Kate Michelman (born August 4, 1942) is an American political activist. She is best known for her work in the United States abortion rights movement, particularly as a long-time president of NARAL Pro-Choice America.

==Career==
From 1985 to 2004, Michelman served as president of NARAL, a major abortion rights advocacy organization in the United States.

In 2003, she received the Humanist Heroine Award from the American Humanist Association.

Following her departure from NARAL, she worked as a political consultant and published her memoir, With Liberty and Justice for All: A Life Spent Protecting the Right to Choose, with Hudson Street Press in 2006. She also testified against Supreme Court justices Samuel Alito and Clarence Thomas at their confirmation hearings. In 2003, Michelman was named on the PoliticsPA list of "Pennsylvania's Most Politically Powered Women."

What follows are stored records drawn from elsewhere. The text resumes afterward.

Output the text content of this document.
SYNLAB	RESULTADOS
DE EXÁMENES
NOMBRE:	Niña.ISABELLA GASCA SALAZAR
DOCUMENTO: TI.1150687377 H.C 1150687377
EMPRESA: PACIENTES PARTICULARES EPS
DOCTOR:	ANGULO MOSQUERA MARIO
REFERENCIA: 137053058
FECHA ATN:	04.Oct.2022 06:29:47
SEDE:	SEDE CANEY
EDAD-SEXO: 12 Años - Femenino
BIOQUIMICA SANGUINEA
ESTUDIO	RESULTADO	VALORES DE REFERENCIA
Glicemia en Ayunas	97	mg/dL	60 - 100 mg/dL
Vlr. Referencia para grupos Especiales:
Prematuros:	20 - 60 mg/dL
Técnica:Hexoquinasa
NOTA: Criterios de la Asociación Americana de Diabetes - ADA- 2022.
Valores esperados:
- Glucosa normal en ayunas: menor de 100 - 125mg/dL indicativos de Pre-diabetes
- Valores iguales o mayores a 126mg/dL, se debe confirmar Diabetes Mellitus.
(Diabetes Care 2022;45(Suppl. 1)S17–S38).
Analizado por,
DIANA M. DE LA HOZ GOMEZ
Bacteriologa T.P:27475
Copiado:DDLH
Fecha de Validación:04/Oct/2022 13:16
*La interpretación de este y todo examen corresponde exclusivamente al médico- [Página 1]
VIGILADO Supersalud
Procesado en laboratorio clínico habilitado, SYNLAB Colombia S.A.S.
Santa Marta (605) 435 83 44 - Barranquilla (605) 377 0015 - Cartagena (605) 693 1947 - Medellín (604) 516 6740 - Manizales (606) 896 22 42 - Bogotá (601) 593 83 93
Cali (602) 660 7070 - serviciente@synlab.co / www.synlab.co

In 2012, she and Carol Tracy were selected to be co-chairs of WomenVotePA, a nonpartisan political campaign focused on raising women voter turnout in the state of Pennsylvania and advancing the idea that women's health, economic security, and personal safety are at stake in every election.

==Personal life==
Michelman is married with several children. She left her career as a political consultant to care for one of her daughters, after her daughter was paralyzed in a horse-riding accident in 2002, and for her husband, who was diagnosed with Parkinson's disease. Due to problems with their health insurance, Michelman's family faced large hospital bills, particularly after her husband fractured his hip in a fall. Michelman stated that because of her family's mounting health care bills, her family had "literally fallen from the middle-class to potentially having nothing." Her husband's assisted living bills totaled $9,000 a month and Michelman was forced to cash in her I.R.A. to help pay for her daughter's health care costs.